La parola al Congresso
Rifiutatosi il presidente di certificare l'accordo, la palla passa al Congresso, che avrà 60 giorni di tempo per discuterne. Capitol Hill può decidere di non fare nulla, di chiedere dei correttivi (mutando il processo di certificazione o domandando una rinegoziazione dell'accordo) o di dare ragione a Trump e introdurre nuove sanzioni. In questo caso verrebbe violato l'accordo ma la responsabilità formale sarebbe del Congresso e non della Casa Bianca. Teheran ha minacciato più volte di fare marcia indietro, parziale o totale, dai suoi obblighi in caso di iniziative ostili di Washington. Tutti gli altri firmatari sono però in disaccordo con Washington e potrebbero riuscire a convincere Rohani a evitare rappresaglie. E contrari a nuove sanzioni non sono solo i Democratici ma anche alcuni Repubblicani, come la senatrice Lindsay Graham, che propone una semplice rinegoziazione.

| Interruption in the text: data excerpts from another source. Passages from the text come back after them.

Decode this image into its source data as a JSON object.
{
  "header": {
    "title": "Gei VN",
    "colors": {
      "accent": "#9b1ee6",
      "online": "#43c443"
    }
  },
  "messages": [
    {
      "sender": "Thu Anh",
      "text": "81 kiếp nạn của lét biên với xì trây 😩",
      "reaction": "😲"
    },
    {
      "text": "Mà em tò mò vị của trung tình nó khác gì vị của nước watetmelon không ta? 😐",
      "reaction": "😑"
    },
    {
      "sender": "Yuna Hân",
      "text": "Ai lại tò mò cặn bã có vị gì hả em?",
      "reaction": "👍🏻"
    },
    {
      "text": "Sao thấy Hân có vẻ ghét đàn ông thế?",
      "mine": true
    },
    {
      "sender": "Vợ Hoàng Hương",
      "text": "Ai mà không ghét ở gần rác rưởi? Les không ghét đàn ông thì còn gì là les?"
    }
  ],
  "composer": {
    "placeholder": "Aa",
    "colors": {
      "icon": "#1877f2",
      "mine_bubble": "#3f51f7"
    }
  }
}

Una prospettiva, quest'ultima, già sufficiente a suscitare stizza tanto a Mosca quanto a Bruxelles. Se vorrà comunque mostrare i muscoli, Trump potrà accontentarsi di varare nuove sanzioni economiche relative al programma missilistico iraniano, che non ha nulla a che vedere con l'accordo firmato nell'ottobre 2015.
I tre scenari possibili
- Il Congresso non fa nulla
In questo caso Trump potrebbe dimostrare di fronte agli elettori (e all'area neo-con del Gop che non gli è sempre amica) di voler mantenere le promesse senza alcuna conseguenza concreta. Lo stesso segretario di Stato, Rex Tillerson, ha ammesso che a Capitol Hill i numeri per far saltare l'accordo potrebbero non esserci. Seppure confortevole sul fronte interno, una simile soluzione aprirebbe però una fase di forte incertezza dal punto di vista internazionale. Il danno di credibilità per gli Usa sarebbe doppio: non ci si può fidare degli Usa per un accordo di lungo termine e non ci si può attendere che una presa di posizione di Trump sia recepita dal suo partito.
- Il Congresso chiede di emendare l'accordo
Secondo Tillerson, Trump intende spingere il Congresso a emendare la legge con la quale gli Usa hanno recepito l'accordo, in maniera tale da stabilire delle violazioni automatiche - non necessariamente relative al nucleare ma al programma missilistico - che facciano scattare nuove sanzioni in maniera automatica. In questo modo Washington sarebbe in grado di ritirarsi dall'accordo senza nessun atto del Congresso. Questi automatismi consentirebbero poi di introdurre un secondo emendamento che solleverebbe Trump dall'incombenza di dover certificare ogni 90 giorni un'intesa che ha definito "la peggiore di sempre". Ciò darebbe al presidente l'atout per chiedere una rinegoziazione generale dell'accordo. Ma, come abbiamo visto, gli altri firmatari difficilmente la concederebbero. Per poter proseguire sulla propria strada, la Casa Bianca dovrebbe comunque far saltare il banco.
- Il Congresso boccia l'accordo
In questa maniera gli Usa violerebbero i termini dell'intesa. Il ministro degli Esteri iraniano, Javad Zarif, ha però già fatto sapere che l'Iran potrebbe non sfilarsi qualora Cina, Russia, Francia, Regno Unito e Germania si mantengano fedeli all'accordo nonostante gli Usa. Il problema, in questo caso, diventerebbe come aggirare le nuove sanzioni statunitensi. Se Europa, Russia e Cina troveranno un modo per continuare a fare affari con l'Iran indisturbate, Teheran avrà gli incentivi economici per astenersi da provocazioni. Ma c'è un altro grande punto interrogativo: l'imprevedibile effetto di una rottura dell'accordo con l'Iran sulla partita con la Corea del Nord.